40 Years of Saturday Nights

iconic-photography-promos

One could only dream of being at a live taping in Studio 8H watching the repertory players of “Saturday Night Live.” It’s truly a once-in-a- lifetime experience, every show is different, live and on-air. The experience of “SNL” is now one that is accessible; the history is well-documented at a new Midtown exhibit called “SNL: The Exhibition” (417 5th Ave between 37 and 38 St.) In conjunction with SNL creator Lorne Michaels’ production company Broadway Video Enterprises, Premier Exhibitions had a grand opening May 30 at the brand new Premier Exhibitions 5th Avenue with this New York comedy institution as the centerpiece.

“We feel honored first of all to be working with Broadway Video and SNL,” said Mark Lach, Creative Director of Premier Exhibitions. “To spend the last year with the show walking the halls has been very exciting for me but also to do the research to tell the real story of SNL. I was not just sitting in the audience, but in the control room, sitting with hair and make-up, in the writer’s room hearing scripts read for the first time and seeing Lorne Michaels’ reactions.”

At “SNL: The Exhibition,” fans are taken through the seven-day process of preparing the show, from developing scripts and whittling down 40 sketches to less than half to hair and make-up to video shoots and last-minute edits. Some of the enticing goodies includes creator Lorne Michaels’ original desk complete with tchotchkes from the 70s and a typed letter circa 1992 from cast member Al Franken requesting the presence of President Nixon for an SNL political special. On the more interactive side of things, you can sit where Mike Myers and Dana Carvey did for their lovable, amateur basement talk show “Wayne’s World,” or you can stand behind the contestant podiums and live vicariously through “Celebrity Jeopardy” and the shenanigans that made it a fan favorite. A large Thanksgiving-size meal sits on expanded tables for a huge writers meeting, and documents from these writers are projected at a table that exhibit guests can sit at as they feel nostalgic about favorite show moments.

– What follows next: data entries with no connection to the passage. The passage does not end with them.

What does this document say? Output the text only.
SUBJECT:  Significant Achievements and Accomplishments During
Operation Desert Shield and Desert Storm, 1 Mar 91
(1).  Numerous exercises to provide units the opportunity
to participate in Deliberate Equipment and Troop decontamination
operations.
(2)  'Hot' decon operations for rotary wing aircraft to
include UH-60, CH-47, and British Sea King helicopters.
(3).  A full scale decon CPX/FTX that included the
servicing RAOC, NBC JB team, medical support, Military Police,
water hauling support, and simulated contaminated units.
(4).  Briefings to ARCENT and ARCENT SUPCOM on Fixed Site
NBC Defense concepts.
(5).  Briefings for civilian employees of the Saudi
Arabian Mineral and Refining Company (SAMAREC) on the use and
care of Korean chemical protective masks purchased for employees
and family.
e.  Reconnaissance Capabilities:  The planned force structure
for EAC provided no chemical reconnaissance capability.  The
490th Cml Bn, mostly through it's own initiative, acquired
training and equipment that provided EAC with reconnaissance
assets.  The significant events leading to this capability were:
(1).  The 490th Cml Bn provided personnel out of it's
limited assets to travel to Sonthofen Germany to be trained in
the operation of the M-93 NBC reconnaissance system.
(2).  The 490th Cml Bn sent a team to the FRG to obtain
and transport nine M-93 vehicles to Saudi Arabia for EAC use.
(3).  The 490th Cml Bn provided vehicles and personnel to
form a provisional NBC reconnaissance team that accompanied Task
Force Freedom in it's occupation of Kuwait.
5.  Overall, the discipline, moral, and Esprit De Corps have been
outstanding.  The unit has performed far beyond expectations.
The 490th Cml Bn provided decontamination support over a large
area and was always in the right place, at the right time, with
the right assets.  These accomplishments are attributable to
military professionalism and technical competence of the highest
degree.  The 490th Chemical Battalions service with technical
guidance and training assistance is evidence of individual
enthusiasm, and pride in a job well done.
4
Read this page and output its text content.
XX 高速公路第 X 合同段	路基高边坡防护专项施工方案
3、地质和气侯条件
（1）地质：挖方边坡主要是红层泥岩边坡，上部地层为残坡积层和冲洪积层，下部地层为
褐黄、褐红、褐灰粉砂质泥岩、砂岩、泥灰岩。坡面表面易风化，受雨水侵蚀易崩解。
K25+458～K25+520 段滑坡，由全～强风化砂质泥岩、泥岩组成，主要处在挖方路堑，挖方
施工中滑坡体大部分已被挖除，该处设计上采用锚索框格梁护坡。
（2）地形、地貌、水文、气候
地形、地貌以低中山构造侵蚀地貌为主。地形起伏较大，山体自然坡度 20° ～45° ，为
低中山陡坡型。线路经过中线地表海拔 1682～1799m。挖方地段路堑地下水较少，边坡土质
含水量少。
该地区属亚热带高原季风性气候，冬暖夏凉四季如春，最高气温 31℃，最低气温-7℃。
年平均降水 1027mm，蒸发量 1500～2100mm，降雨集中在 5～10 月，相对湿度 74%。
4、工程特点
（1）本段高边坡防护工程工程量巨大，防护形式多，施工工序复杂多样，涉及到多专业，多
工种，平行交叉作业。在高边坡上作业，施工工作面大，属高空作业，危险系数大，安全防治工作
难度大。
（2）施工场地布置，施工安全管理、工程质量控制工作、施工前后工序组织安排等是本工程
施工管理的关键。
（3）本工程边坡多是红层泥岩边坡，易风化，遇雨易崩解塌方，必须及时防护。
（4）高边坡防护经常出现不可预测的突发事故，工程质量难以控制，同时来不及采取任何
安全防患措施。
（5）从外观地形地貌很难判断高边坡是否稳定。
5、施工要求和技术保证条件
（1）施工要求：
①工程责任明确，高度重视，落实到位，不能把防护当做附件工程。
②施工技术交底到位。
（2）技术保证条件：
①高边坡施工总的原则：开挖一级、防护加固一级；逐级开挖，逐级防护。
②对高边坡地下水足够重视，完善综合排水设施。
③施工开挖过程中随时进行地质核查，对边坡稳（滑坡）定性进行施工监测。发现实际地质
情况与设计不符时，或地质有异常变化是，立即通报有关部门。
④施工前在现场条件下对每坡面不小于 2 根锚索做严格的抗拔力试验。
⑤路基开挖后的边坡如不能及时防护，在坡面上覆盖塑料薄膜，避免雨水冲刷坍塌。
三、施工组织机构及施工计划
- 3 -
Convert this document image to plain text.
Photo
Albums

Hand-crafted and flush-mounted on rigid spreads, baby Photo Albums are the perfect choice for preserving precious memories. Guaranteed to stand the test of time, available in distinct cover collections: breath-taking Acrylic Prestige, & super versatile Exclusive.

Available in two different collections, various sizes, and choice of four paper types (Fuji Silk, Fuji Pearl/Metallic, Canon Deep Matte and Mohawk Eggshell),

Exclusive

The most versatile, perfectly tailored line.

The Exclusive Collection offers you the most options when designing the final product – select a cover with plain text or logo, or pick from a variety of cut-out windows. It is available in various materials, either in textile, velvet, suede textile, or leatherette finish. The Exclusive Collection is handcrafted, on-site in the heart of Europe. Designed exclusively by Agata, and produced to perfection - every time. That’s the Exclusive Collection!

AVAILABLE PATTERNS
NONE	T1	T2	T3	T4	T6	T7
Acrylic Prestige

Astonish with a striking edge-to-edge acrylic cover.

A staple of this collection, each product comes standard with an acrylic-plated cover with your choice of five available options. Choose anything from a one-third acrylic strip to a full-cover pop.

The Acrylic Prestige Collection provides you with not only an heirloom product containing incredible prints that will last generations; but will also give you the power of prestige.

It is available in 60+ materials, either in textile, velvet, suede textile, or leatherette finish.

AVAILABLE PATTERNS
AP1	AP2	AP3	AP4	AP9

Some of the more behind-the-scenes details are even more fascinating. Each host in the modern era has a life cast made of their face, to prep hair, make-up and prosthetics teams for the variety of characters the host must portray; these masks and molds are on display. So are a variety of the witty commercials and infomercials over the years, from Chia Head to Colon Blow. There are videos to watch, costumes of Mary Katherine Gallagher and motivational speaker Matt Foley to inspect and floor plans laid out for the hardcore fans to enjoy. The big reveal is a Studio 8H set to scale, with super HD video screens, flashing applause signs and audio, lighting, music and a special intro from Tina Fey.

“SNL: The Exhibition” pays its respects to some of the early greats, both living and deceased, from John Belushi and Gilda Radner to Eddie Murphy and Rachel Dratch, while also including many newer sketches and characters including Kenan Thompson’s host for “What Up With That?,” Andy Samberg and Justin Timberlake’s wildly popular taboo sketches and Will Ferrell and Cheri Oteri’s Spartans cheerleaders.

Premier Exhibitions 5th Avenue will have the “SNL” world living in the space for at least a year. The gift shop is not your typical museum gift shop either – a couch from Pee Wee Herman can be found inside, as well as Miley Cyrus’ famous “wrecking ball.” You can purchase clothing with Stefon’s likeness on it, a mug with Hanz and Franz and talking stuffed pillows with the faces of Gilly, the Ladies Man and Debbie Downer.

“It keeps you young. When I tune into SNL I know I’m getting the very best in young talent.”